Jika Triyanto menjadikan sampah sebagai pupuk kompos, Indra memilih memanfaatkannya untuk literasi sains dengan produk batik ecoprint. Bedanya, sampah yang dimaksud adalah sampah alam seperti dedaunan. Sampah itu dikelola untuk menghasilkan warna yang akan dipindahkan ke kain.

Melalui media sosial dan berbagai pameran produk, lingkungan Indra kini dikenal sebagai Kampung Sains. Produksi batik ecoprint pewarna alam pun menigkat. Konsekuesinya, kampung mereka menjadi rujukan wisata edukatif yang kemudian memunculkan tantangan lain. Pengelolaan pariwisata menjadi PR besar.

Keprihatinan literasi pun dirasakan oleh Kuncoro, pegiat Radio Komunitas Balai Budaya Minomartani (BBM). Meski tinggal di pinggiran kota yang ramai dan padat–bahkan sebagian merupakan kompleks perumahan–tak menjadikan masyarakatnya sadar literasi. Padahal, tak kurang-kurang lembaga pendidikan mengelilingi lingkungan mereka. Pun ada banyak pengajarnya tinggal di sana.

Meski demikian, Kuncoro tak merasa bahwa yang dilakukan BBM adalah bagian dari laku literasi. Literasi budaya, begitu para aktivis literasi menyebut segala kegiatan Kuncoro. Bersama kroninya, ia mengambil bentuk seni pertunjukan sebagai media dakwah literasinya. Dengan modal seperangkat gamelan, BBM menyampaikan literasi luhur milik moyang dengan beragam variannya.
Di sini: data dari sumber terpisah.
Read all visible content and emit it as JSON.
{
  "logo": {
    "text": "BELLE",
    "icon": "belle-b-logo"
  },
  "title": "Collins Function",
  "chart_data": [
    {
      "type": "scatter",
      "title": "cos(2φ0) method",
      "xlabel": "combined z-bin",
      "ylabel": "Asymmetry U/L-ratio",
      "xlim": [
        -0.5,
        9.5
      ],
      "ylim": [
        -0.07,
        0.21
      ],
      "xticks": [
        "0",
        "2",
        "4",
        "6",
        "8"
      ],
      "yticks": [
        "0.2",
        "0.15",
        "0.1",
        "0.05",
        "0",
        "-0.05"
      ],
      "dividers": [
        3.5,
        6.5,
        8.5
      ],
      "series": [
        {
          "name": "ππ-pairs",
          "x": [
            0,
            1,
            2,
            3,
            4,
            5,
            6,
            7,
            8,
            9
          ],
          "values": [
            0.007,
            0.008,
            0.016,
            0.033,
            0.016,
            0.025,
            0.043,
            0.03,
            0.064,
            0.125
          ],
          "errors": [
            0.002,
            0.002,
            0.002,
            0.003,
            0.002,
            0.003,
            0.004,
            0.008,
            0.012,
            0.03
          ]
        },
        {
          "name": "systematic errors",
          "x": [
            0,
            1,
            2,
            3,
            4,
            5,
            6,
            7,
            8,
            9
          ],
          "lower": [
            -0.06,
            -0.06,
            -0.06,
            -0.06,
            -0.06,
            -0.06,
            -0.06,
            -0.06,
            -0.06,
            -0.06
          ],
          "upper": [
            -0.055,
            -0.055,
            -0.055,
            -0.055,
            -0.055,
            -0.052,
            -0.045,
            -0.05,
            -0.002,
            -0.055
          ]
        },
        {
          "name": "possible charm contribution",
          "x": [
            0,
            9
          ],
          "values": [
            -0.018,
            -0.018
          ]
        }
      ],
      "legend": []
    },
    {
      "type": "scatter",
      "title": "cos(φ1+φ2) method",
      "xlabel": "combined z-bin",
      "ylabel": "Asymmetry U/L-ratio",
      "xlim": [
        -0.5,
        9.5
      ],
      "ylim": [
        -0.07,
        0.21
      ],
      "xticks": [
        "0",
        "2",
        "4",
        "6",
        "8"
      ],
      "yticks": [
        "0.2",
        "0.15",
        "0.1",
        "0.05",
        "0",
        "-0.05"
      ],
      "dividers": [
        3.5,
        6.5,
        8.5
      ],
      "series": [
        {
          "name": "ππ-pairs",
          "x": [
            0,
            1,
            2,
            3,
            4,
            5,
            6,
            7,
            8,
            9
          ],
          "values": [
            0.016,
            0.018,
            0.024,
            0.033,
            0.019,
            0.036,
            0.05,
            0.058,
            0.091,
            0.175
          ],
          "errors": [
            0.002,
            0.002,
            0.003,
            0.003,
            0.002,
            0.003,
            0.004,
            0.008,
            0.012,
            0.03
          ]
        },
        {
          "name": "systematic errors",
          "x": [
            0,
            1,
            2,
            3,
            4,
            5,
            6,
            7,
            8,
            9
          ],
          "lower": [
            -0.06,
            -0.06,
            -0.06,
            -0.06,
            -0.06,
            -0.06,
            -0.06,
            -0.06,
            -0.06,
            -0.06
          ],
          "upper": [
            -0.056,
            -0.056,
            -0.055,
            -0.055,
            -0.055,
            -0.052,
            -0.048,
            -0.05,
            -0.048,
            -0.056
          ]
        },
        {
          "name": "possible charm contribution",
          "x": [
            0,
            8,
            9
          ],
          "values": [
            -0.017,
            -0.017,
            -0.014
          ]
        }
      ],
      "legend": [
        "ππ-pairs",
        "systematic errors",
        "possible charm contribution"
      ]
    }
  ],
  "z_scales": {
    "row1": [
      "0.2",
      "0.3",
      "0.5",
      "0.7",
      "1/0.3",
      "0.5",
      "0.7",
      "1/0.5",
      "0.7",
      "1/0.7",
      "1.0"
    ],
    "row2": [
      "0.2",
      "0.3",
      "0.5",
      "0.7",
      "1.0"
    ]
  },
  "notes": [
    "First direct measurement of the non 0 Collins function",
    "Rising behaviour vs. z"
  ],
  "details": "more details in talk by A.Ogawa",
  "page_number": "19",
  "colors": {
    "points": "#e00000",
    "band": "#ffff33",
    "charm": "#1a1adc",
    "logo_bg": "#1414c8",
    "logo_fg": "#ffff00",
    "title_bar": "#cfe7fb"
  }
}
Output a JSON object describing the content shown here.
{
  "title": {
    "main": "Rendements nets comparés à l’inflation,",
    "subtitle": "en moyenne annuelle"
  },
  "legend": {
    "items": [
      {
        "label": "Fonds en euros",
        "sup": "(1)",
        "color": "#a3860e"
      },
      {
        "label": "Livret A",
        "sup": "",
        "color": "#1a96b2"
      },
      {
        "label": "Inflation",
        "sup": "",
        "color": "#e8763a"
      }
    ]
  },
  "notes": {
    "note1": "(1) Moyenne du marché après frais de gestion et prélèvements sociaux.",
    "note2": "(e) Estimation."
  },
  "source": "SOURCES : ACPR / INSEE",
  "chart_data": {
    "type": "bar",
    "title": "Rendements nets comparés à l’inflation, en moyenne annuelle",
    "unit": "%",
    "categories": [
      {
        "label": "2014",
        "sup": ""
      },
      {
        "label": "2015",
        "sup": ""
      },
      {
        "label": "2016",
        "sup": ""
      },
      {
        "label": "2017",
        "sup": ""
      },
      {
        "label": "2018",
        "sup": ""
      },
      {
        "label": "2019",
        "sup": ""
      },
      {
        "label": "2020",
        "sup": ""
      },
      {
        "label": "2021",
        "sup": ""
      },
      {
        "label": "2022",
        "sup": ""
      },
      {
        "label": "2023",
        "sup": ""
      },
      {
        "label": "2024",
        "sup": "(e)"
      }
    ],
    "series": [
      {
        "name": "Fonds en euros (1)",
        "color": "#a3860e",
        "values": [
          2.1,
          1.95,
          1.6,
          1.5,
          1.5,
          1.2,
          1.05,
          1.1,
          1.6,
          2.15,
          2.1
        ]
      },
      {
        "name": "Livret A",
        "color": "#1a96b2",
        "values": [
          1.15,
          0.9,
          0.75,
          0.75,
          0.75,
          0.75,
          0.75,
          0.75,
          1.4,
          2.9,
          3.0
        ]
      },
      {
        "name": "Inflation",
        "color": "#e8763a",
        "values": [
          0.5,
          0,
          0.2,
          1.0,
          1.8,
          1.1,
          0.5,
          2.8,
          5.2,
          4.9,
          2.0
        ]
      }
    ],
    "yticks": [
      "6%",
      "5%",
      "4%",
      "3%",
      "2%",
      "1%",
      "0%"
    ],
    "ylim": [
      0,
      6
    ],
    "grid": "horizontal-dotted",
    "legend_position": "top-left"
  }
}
Wayang, mocopat, karawitan, pertunjukan teater merupakan beberapa aktivitas BBM. Seluruhnya melibatkan pengetahuan kearifan budaya lokal. Bahkan, dari komunitas ini, lahir buku sejarah Desa Minomartani yang selama ini masih abu-abu. Tak ayal jika dengan beragam kegiatannya, BBM mampu menarik banyak komunitas untuk berproses bersama. BBM pun menjadi salah satu kantong budaya di Yogyakarta yang diperhitungkan. Lingkupnya tak lagi hanya lokal, melainkan sudah melebar lebih luas.

Gesekan dengan masyarakat yang paling kuat dirasakan oleh Rumah Baca Komunitas (RBK). Tanaman yang mereka gadang-gadang sebagai salah satu bentuk kemandirian dan ketahanan pangan komunitas, dibabat habis oleh salah seorang warga. Situasi ini boleh jadi disebabkan status mereka sebagai pendatang di Dusun Kanoman, Banyuwaden, Gamping, Sleman. 

Dengan tiga jargon “membaca, menulis, menanam” RBK giat dalam aktivitas literasi. Dengan dukungan relawan mahasiswa, sasaran kegiatan tak hanya masyarakat di lingkungan mereka, melainkan jauh lebih luas. Beberapa agenda rutin mereka adalah RBK for Kids, RBK On the Streets, Diskusi Reboan, dan tentu saja ecoliterasi. Beberapa program lain diusahakan berdasarkan kebutuhan masyarakat. Di luar kegiatan ini, RBK juga melakukan pendampingan terhadap kaum miskin kota.

Kasus yang cukup berbeda saya dapatkan dari cerita Buono, warga Pekalongan yang mengelola Media Komunitas Warta Desa. Ia bersama teman-temannya bersentuhan dengan warga tidak sebagai kerumunan seperti peserta lainnya, melainkan hadir sebagai media warga. Dulu, ia mengelola radio komunitas, dan kini beralih ke portal daring.

Portal daring ini menyediakan diri sebagai corong warga dengan beragam persoalannya. Namun kehadiran mereka tak sepenuhnya dimanfaatkan warga. Sebagian wagra masih beranggapan bahwa mereka tidak bedanya dengan media lain; semua media sama sehingga membentangkan jarak. Padahal Warta Desa telah menyediakan diri sebagai tameng dan berpihak kepada warga.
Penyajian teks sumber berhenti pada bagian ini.